Selbst beim Aufdecken von Skandalen und Krisen darf sich ein Journalist nicht festbeißen…
Und so trifft ihn der Anwurf nur bedingt, den der Kronzeuge Jan Wenzel Schmidt erhebt, welcher eigens zur sogenannten „Pokerrunde“ von Magdeburg gehörte, mit staatsanwaltlichen Ermittlungen konfrontiert ist, weil er in seinem Büro tatsächlich dubiose Beschäftigungsverhältnisse duldete. Allein deshalb wirkt er relativ glaubwürdig, wenn er über seine Erfahrungen mit einem Zirkel referiert, der zunehmend Macht angehäuft hat, sich radikalisierte, möglicherweise Privatfahrten als geschäftlich auswies. Er hat eine Menge auf dem Kerbholz, weshalb es einigermaßen unwahrscheinlich ist, dass er Dritte völlig ohne Grund belastet. Entsprechend bleibt Sorgfalt und Abstand geboten, wenn wir als Journalisten die Geschehnisse von vor Ort bewerten. Wie lange taugen wir als distanzierte Beobachter, wann ist die Schwelle überschritten, nicht mehr mit dem Prädikat der Unvoreingenommenheit punkten zu können? Um diese Frage zu beantworten, lohnt sich momentan ein Blick an den Bodensee. An einer Berufsschule in Radolfzell soll es zu Wählerbestechung gekommen sein. Denn auch das Ländle besetzt in Kürze seine Volksvertretung neu. Das Lokalblatt „Südkurier“ hatte umgehend einen Verdacht. Die zuständige Mitarbeiterin Anna-Maria Schneider lenkte den Fokus auf die AfD.
Eine bedenkliche Verdachtsberichterstattung hinterlässt den Eindruck von Parteilichkeit…

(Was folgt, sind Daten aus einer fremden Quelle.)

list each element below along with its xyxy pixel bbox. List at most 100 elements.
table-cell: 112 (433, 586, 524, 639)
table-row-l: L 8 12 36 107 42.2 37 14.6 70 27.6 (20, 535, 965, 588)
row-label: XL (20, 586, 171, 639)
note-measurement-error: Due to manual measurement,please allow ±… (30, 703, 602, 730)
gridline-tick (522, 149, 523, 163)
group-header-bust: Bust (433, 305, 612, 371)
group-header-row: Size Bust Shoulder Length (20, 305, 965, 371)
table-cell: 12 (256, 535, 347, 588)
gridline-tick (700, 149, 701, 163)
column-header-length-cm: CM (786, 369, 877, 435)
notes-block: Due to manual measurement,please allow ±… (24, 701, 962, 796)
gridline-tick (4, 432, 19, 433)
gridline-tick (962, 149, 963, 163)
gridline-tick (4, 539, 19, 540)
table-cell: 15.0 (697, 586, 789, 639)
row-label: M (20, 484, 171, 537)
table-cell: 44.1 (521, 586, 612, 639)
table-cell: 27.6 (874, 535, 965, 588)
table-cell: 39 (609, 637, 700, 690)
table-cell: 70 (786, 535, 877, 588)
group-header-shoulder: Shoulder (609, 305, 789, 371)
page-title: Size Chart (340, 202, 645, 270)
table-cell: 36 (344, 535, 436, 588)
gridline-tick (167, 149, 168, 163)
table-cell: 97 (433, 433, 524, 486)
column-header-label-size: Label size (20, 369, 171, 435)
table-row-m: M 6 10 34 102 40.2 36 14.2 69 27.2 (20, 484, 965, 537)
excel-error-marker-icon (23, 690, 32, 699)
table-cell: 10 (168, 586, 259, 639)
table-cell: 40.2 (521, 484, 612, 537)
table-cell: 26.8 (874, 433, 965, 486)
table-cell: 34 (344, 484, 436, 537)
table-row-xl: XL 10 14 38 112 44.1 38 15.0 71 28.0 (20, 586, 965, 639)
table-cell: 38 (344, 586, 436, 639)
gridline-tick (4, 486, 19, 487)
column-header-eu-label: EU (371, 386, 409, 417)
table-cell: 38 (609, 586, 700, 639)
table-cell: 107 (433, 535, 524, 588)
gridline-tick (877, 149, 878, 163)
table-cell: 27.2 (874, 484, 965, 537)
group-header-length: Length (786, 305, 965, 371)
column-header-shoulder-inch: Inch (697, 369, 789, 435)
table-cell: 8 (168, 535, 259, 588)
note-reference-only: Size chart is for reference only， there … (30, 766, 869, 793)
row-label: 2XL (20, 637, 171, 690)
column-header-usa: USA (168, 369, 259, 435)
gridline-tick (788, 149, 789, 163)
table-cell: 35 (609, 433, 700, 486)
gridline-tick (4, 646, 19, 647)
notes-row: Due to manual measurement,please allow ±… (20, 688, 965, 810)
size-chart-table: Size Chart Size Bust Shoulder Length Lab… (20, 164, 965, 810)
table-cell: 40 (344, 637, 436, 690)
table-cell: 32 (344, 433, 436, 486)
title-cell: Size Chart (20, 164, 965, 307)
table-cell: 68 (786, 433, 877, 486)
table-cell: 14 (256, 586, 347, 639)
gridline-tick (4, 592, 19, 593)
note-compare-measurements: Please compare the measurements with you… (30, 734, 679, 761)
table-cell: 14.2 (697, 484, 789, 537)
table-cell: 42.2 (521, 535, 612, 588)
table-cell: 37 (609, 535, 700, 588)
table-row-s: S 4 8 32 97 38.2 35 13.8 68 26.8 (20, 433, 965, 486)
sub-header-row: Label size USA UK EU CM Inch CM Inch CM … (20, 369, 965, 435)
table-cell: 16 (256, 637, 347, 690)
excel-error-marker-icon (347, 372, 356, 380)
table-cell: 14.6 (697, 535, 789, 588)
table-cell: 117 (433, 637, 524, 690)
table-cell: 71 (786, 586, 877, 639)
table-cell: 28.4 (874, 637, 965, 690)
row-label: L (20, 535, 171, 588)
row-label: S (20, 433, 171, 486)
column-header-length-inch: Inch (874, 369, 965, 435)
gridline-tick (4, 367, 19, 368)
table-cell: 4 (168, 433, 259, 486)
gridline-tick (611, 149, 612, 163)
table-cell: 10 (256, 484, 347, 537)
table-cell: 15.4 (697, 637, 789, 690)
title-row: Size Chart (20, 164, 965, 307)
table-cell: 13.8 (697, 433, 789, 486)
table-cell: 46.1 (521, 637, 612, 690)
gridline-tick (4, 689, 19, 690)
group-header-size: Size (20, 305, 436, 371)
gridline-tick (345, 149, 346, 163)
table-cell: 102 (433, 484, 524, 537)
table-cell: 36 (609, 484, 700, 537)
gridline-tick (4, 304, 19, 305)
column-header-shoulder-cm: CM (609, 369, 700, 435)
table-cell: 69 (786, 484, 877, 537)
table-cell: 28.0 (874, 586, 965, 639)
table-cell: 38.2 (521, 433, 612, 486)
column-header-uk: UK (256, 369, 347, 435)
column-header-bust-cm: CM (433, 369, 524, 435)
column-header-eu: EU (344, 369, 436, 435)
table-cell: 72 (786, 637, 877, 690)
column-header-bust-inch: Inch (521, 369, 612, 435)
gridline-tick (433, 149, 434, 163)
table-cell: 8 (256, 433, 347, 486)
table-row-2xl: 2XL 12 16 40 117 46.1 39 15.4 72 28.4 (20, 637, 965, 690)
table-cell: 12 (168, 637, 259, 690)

Obwohl die Ermittlungsbehörden unterstrichen, dass lediglich ein Anfangsverdacht bestehe, welcher in sämtliche Richtungen geht, um es nach presserechtlichen Bestimmungen eigentlich nicht zu erlauben, bereits mit einem potenziellen Täter in die Öffentlichkeit zu treten, verwies man auf anonyme und nicht näher benannte Zeugen, die bestätigt haben wollen, dass die Alternative für Deutschland für den versuchten Kauf von Stimmen verantwortlich sein soll. Doch kein konkreter Name, kein bestimmter Funktionär konnte genannt werden. Es blieb bei einer bloßen Behauptung, die den Charakter einer Verleumdung besitzt. Entsprechend erstattete der Kreisverband Anzeige, wurden doch maßgebliche Prinzipien und Regeln umgangen, wonach ein Mindestmaß an Beweisen vorliegen muss, um einen dezidierten Protagonisten an den Pranger stellen zu können. Die Unschuldsvermutung wurde schleifen gelassen, weshalb es kein Wunder ist, dass sich die Parteien nunmehr auch mit einem offenen Brief an den Verlag gewendet hat. Immerhin soll ausgerechnet jene Kollegin die große Arena der Direktkandidaten moderieren, die mit ihrer Art des Publizistischen unter Beweis gestellt hat, dass sie gänzlich ungeeignet erscheint, dieser Aufgabe vorbehaltlos nachzukommen.